I used a darker color blue for Large creatures to measure 10 foot increments.
To track flyers above the surface of the water, I use Combat Tier Flight Bases.
At first, it'll take some extra effort to manage who can attack whom, but normal grid and reach rules apply.
Sharpen your rules knowledge on water based movement, combat and (especially) drowning.
BzAli |
That's why Im thinking once things get too deep switch from bottom to top instead once the players get near the bottom. Only thing is it may cause confusion but then you have the same problem either way you decide to do it. Its a tough one.

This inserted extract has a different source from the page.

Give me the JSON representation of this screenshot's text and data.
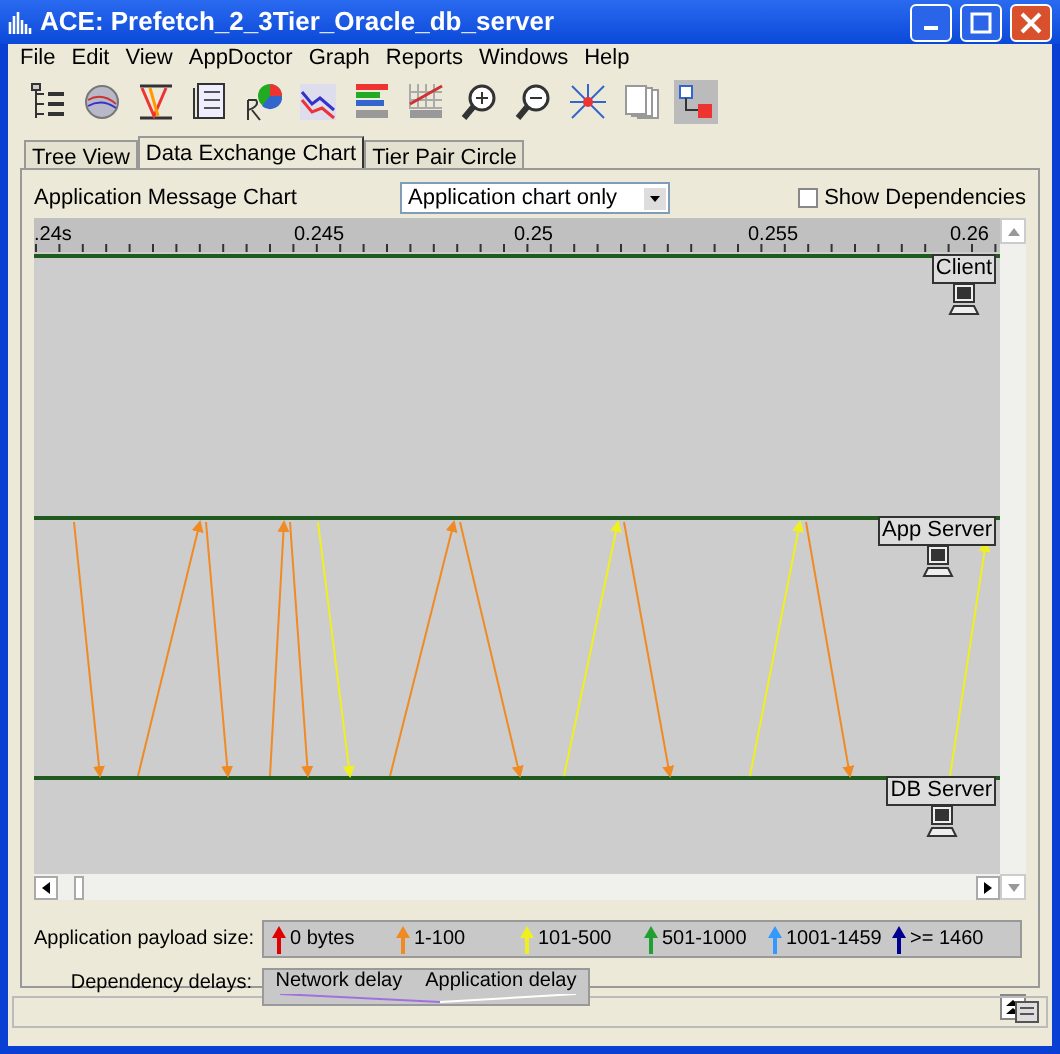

That's the way im going to try it anyway. Go with the surface to bottom for the first 100-150ft then switch to bottom to top once you get to the depths of the rift and things.
Oh and if you havn't thought of it and have the spare cash, aquraium shops do some fantasic underwater weeds and scenary (they also double up as alien plant life if you are doing a sci-fi game).
In this case, I'd simply set a new ceiling. Such as: "ok, now we're all very deep underwater. Now we're tracking below 100 ft. depth. So 20 ft means you're in fact 120 ft. below surface."
brvheart |
I think I found it. It appears to be Gamescapes Pirate Ships 2&3, but on a flip mat. Not sure where my wife found it. Was going to say, but mine doesn't have all water on the flip-side, different product from a competitor it seems. Their leviathan war galleon looks cool, but I wouldn't want to face it on the open sea. The combat tier fly bases look cool. How flexible are they in use? Now if they weren't backordered.
Time-Scout |
Blackhat |
I used dice instead of chips for "distance down" and went with 10' intervals (5 was just too fiddly, but would be more accurate)- players at one interval can attack the same level or 1 up or down. I also required movement costs of x2 to go down (reduced to x1 at -3 ACP, x.5 at -6 ACP) and x.5 to go up (change to x1 at -3 ACP, x2 at -6 ACP). If you have good weight, I made sinking 40'/turn the max rate (affects things in the final encounter, book 1).